Eine ähnliche Antwort würde wohl auch von Mario Plachutta kommen, würde man sie ihm stellen. Zwar hat er auch andere Konzepte im Repertoire, Herzstück seines Gastroimperiums sind aber die drei Wiener Plachutta-Stammhäuser in Hietzing, Nussdorf und der Innenstadt mit dem klassischen Tafelspitz (bzw. anderen gekochten Rindfleischteilen wie Schulterscherzel, Kruspelspitz, Hüferschwanzel, u.a.) als Hauptdarsteller. Wegbereiter für diese Erfolgstory war Vater Ewald Plachutta, der im Hietzinger Betrieb in den 1980er-Jahren durch kompromisslose Hingabe zu gleichbleibender Qualität zum Synonym für die große Wiener Siedefleisch-Tradition wurde. Mario Plachutta hat diese Tradition dann übernommen und in den später eröffneten Restaurants ausgebaut. Rund 2000 bis 3000 Gäste werden in diesen drei Lokalen durchschnittlich pro Tag begrüßt, von denen gut zwei Drittel zu Tafelspitz & Co. greifen, serviert in einer Rindssuppe im Kupferkessel mit Wurzelgemüse und Markscheiben, dazu Röstkartoffeln, Schnittlauchsauce, Apfelkren und geröstetes Schwarzbrot.

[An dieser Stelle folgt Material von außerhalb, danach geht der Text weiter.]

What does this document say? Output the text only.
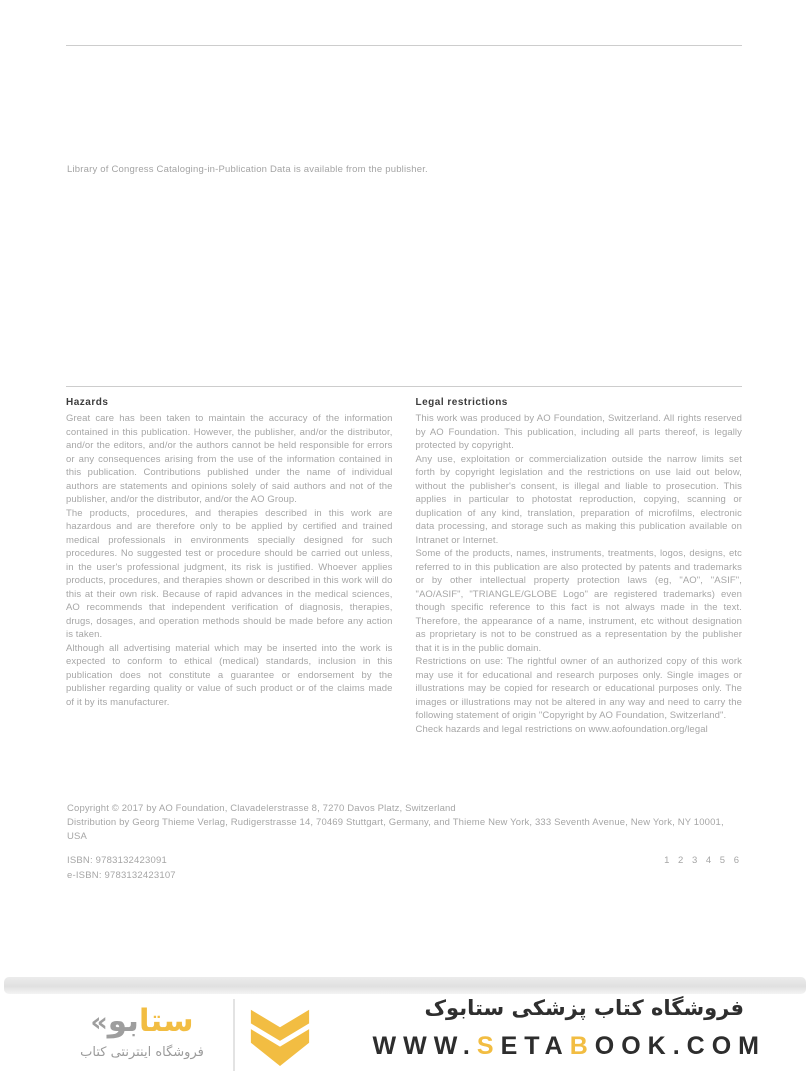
Library of Congress Cataloging-in-Publication Data is available from the publisher.

Hazards

Great care has been taken to maintain the accuracy of the information contained in this publication. However, the publisher, and/or the distributor, and/or the editors, and/or the authors cannot be held responsible for errors or any consequences arising from the use of the information contained in this publication. Contributions published under the name of individual authors are statements and opinions solely of said authors and not of the publisher, and/or the distributor, and/or the AO Group.

The products, procedures, and therapies described in this work are hazardous and are therefore only to be applied by certified and trained medical professionals in environments specially designed for such procedures. No suggested test or procedure should be carried out unless, in the user's professional judgment, its risk is justified. Whoever applies products, procedures, and therapies shown or described in this work will do this at their own risk. Because of rapid advances in the medical sciences, AO recommends that independent verification of diagnosis, therapies, drugs, dosages, and operation methods should be made before any action is taken.

Although all advertising material which may be inserted into the work is expected to conform to ethical (medical) standards, inclusion in this publication does not constitute a guarantee or endorsement by the publisher regarding quality or value of such product or of the claims made of it by its manufacturer.

Legal restrictions

This work was produced by AO Foundation, Switzerland. All rights reserved by AO Foundation. This publication, including all parts thereof, is legally protected by copyright.

Any use, exploitation or commercialization outside the narrow limits set forth by copyright legislation and the restrictions on use laid out below, without the publisher's consent, is illegal and liable to prosecution. This applies in particular to photostat reproduction, copying, scanning or duplication of any kind, translation, preparation of microfilms, electronic data processing, and storage such as making this publication available on Intranet or Internet.

Some of the products, names, instruments, treatments, logos, designs, etc referred to in this publication are also protected by patents and trademarks or by other intellectual property protection laws (eg, "AO", "ASIF", "AO/ASIF", "TRIANGLE/GLOBE Logo" are registered trademarks) even though specific reference to this fact is not always made in the text. Therefore, the appearance of a name, instrument, etc without designation as proprietary is not to be construed as a representation by the publisher that it is in the public domain.

Restrictions on use: The rightful owner of an authorized copy of this work may use it for educational and research purposes only. Single images or illustrations may be copied for research or educational purposes only. The images or illustrations may not be altered in any way and need to carry the following statement of origin "Copyright by AO Foundation, Switzerland".

Check hazards and legal restrictions on www.aofoundation.org/legal

Copyright © 2017 by AO Foundation, Clavadelerstrasse 8, 7270 Davos Platz, Switzerland

Distribution by Georg Thieme Verlag, Rudigerstrasse 14, 70469 Stuttgart, Germany, and Thieme New York, 333 Seventh Avenue, New York, NY 10001, USA

ISBN: 9783132423091

e-ISBN: 9783132423107

1 2 3 4 5 6

ستابو«
فروشگاه اینترنتی کتاب

فروشگاه کتاب پزشکی ستابوک

WWW.SETABOOK.COM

Das „über den Tellerrand hängende“ Schnitzel ist das Markenzeichen von Thomas Figlmüller.
Das „über den Tellerrand hängende“ Schnitzel ist das Markenzeichen von Thomas Figlmüller.
Heimische Fleischqualität

„Wir verwenden ausschließlich österreichische Rinder für unsere Siedefleischspezialitäten, das bedeutet geboren, aufgezogen und geschlachtet in Österreich. Dies ist uns besonders wichtig. Mit unseren Lieferanten haben wir langjährige, gute Partnerschaften. Wir können uns auf sie verlassen und sie sich auf uns“, erklärt Mario Plachutta. „Wer nicht über mindestens ein Dutzend Stücke von gekochtem Rindfleisch sachkundig sprechen konnte“, schrieb der Feuilletonist Joseph Wechsberg einst, „gehört in Wien nicht dazu, gleichgültig, wie viel Geld er verdiente oder ob der Kaiser ihm den Titel Hofrat oder Kommerzialrat verliehen hatte.“ Die Plachuttas hätten damals wohl „dazugehört“.